The End of Traditional Link Building?
Why LLMs care less about domain authority and more about semantic relevance. The new rules of authority in 2024...
For two decades, the backbone of SEO was the backlink. Countless agencies built elaborate "Domain Authority" (DA) strategies, farming links from thousands of random, marginally related websites simply to pump up arbitrary third-party metrics. Google's algorithm used these links as a crude proxy for trust. If everyone was linking to you, you must be important.
Generative Engines like ChatGPT, Perplexity, and Google SGE do not care about your DA. A link from a high domain authority gossip site to your B2B accounting firm might have tricked old search engine algorithms, but an LLM reads both pages semantically. It knows gossip has nothing to do with accounting. It discards the link.
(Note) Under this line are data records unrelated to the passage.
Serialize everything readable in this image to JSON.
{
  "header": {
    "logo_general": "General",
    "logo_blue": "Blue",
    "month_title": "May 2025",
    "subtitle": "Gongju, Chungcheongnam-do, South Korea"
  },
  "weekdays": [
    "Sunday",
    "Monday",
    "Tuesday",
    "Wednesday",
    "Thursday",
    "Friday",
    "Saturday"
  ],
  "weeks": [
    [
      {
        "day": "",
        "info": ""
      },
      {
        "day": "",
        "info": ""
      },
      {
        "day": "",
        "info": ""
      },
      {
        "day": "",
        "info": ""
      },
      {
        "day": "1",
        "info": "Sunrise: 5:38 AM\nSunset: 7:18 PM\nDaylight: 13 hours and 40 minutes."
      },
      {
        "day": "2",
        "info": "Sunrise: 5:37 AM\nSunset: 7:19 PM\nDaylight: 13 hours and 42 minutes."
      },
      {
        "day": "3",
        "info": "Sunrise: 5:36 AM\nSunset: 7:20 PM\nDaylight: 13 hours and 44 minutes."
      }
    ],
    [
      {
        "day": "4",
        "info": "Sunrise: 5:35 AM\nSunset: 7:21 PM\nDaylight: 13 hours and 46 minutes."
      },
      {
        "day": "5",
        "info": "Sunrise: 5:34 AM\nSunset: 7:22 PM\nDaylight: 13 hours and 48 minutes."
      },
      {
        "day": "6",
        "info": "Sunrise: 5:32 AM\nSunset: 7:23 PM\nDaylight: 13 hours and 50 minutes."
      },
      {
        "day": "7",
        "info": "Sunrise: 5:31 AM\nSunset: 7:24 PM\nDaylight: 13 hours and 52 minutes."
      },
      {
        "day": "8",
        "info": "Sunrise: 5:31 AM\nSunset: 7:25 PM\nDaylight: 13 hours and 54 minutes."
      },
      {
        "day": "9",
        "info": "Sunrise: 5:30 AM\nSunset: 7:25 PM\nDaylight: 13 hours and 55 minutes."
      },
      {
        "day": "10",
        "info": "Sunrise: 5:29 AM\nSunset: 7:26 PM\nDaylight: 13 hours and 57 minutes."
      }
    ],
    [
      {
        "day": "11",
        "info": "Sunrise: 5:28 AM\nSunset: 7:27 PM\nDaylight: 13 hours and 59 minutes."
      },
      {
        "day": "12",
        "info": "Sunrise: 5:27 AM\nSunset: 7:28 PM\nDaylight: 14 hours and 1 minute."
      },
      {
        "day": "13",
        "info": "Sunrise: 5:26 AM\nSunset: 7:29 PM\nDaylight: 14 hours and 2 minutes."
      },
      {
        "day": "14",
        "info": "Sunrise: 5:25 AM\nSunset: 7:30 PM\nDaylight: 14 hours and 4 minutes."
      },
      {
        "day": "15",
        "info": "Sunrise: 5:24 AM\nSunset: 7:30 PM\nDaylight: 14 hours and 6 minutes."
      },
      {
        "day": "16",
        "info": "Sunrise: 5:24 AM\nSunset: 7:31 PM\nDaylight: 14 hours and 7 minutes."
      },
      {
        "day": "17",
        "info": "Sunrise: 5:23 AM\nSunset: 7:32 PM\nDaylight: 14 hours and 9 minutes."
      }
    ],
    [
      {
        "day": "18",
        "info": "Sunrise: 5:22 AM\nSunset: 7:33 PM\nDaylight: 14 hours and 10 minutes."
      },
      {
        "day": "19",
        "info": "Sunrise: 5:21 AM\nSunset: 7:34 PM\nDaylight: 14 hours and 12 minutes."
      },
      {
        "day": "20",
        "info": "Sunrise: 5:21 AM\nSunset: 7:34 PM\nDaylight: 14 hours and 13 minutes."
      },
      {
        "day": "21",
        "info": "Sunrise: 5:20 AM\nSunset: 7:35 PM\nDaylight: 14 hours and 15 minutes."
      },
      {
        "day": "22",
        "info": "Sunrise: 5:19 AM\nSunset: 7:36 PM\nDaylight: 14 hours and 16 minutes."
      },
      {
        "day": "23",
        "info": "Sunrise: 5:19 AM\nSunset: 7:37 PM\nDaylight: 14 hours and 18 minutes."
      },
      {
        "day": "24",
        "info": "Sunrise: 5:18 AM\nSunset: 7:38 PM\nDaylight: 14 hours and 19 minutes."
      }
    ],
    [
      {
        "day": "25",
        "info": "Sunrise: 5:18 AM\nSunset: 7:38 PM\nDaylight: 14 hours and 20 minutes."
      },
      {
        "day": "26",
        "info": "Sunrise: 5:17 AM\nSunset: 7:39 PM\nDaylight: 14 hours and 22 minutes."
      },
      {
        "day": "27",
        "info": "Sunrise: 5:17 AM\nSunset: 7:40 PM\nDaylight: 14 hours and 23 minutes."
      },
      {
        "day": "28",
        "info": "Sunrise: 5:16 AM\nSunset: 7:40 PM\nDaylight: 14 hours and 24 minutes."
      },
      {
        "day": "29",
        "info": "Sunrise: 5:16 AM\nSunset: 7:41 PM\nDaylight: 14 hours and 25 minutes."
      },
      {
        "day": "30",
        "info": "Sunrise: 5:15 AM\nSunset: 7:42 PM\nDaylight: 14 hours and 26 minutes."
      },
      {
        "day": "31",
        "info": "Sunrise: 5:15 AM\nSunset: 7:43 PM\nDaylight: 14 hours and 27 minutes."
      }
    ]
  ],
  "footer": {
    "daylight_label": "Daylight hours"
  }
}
Context Replaces Authority
What LLMs seek is Semantic Authority or "Entity Consensus". It is no longer about the quantity or raw mechanical authority of the links pointing to your site; it is about the context wrapped around the mention of your entity.
If a highly-respected industry journalist writes a dense, technical article discussing the state of accounting software and explicitly mentions your firm as a leading innovator, the LLM reads that semantic relationship. This is called a "co-occurrence." Your brand name appears closely related to high-value industry terms on a page the LLM already trusts for that specific topic.
The Shift to "Entity Mentions"
Interestingly, the LLM doesn't even necessarily need a hyperlink to parse this data. Unlinked brand mentions (citations) carry significant weight in GEO. If your firm is discussed across dozens of reputable financial forums, podcasts, and news outlets as an expert, the LLM incorporates that consensus into its weights. It learns that your brand = financial expertise, regardless of whether those sites provided a technical 'do-follow' link.
Conclusion
Traditional mass link-building is dead, replaced by digital PR and targeted content distribution. If you want to rank in an LLM, you must earn mentions in contexts that mathematically align with the queries your customers are asking the AI.